YES

# Compositional parallel rule labeling (Shintani and Hirokawa 2022).

Consider the left-linear TRS R:

  H(H(x)) -> K(x)
  H(K(x)) -> K(H(x))

Let C be the following subset of R:

  H(H(x)) -> K(x)
  H(K(x)) -> K(H(x))

All parallel critical peaks (except C's) are decreasing wrt rule labeling:

  phi(H(H(x)) -> K(x)) = 0
  phi(H(K(x)) -> K(H(x))) = 0

  psi(H(H(x)) -> K(x)) = 0
  psi(H(K(x)) -> K(H(x))) = 0


Therefore, the confluence of R follows from that of C.

# Compositional parallel critical pair system (Shintani and Hirokawa 2022).

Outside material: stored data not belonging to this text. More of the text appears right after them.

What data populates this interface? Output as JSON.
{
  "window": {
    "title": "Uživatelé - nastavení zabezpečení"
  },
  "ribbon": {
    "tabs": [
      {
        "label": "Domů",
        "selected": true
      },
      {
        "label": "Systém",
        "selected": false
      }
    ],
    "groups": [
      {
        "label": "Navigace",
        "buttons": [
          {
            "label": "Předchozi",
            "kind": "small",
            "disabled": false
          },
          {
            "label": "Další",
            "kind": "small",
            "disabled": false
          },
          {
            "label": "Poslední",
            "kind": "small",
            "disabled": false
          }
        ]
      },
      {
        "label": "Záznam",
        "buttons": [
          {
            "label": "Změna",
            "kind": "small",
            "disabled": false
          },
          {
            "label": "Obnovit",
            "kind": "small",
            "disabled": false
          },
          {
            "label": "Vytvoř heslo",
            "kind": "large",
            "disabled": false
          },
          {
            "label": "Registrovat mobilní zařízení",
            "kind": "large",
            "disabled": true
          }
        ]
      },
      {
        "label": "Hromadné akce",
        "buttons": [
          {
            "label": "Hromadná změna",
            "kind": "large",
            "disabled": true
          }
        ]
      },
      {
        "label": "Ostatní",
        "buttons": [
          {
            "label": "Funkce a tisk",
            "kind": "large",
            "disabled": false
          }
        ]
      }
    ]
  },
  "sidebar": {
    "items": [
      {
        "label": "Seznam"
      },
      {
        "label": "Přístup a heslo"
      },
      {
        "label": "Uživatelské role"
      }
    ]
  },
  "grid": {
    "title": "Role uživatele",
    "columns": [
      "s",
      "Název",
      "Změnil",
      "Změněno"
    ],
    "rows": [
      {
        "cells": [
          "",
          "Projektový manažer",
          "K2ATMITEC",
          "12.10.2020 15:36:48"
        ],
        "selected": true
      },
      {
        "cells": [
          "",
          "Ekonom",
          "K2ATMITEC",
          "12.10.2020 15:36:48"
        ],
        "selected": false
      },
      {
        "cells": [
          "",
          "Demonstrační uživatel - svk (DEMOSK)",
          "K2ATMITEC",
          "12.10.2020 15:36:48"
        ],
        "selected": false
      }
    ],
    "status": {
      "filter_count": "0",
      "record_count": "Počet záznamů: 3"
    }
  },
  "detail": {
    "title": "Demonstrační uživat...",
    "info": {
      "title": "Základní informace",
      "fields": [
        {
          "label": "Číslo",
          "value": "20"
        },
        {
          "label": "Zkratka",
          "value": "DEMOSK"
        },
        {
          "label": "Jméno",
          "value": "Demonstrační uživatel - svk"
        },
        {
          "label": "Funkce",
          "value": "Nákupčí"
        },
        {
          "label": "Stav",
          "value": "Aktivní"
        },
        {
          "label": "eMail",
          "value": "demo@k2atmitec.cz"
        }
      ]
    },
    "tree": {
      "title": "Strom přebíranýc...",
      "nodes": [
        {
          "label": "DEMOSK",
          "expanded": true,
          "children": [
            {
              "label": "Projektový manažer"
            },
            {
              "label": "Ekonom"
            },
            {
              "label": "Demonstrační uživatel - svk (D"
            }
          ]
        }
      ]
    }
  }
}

Consider the left-linear TRS R:

  H(H(x)) -> K(x)
  H(K(x)) -> K(H(x))

Let C be the following subset of R:

  (empty)

The parallel critical pair system PCPS(R,C) is:

  H(H(H(x1_1))) -> H(K(x1_1))
  H(H(H(x1_1))) -> K(H(x1_1))
  H(H(K(x1_1))) -> H(K(H(x1_1)))
  H(H(K(x1_1))) -> K(K(x1_1))

All pairs in PCP(R) are joinable and PCPS(R,C)/R is terminating.
Therefore, the confluence of R follows from that of C.

# emptiness

The empty TRS is confluent.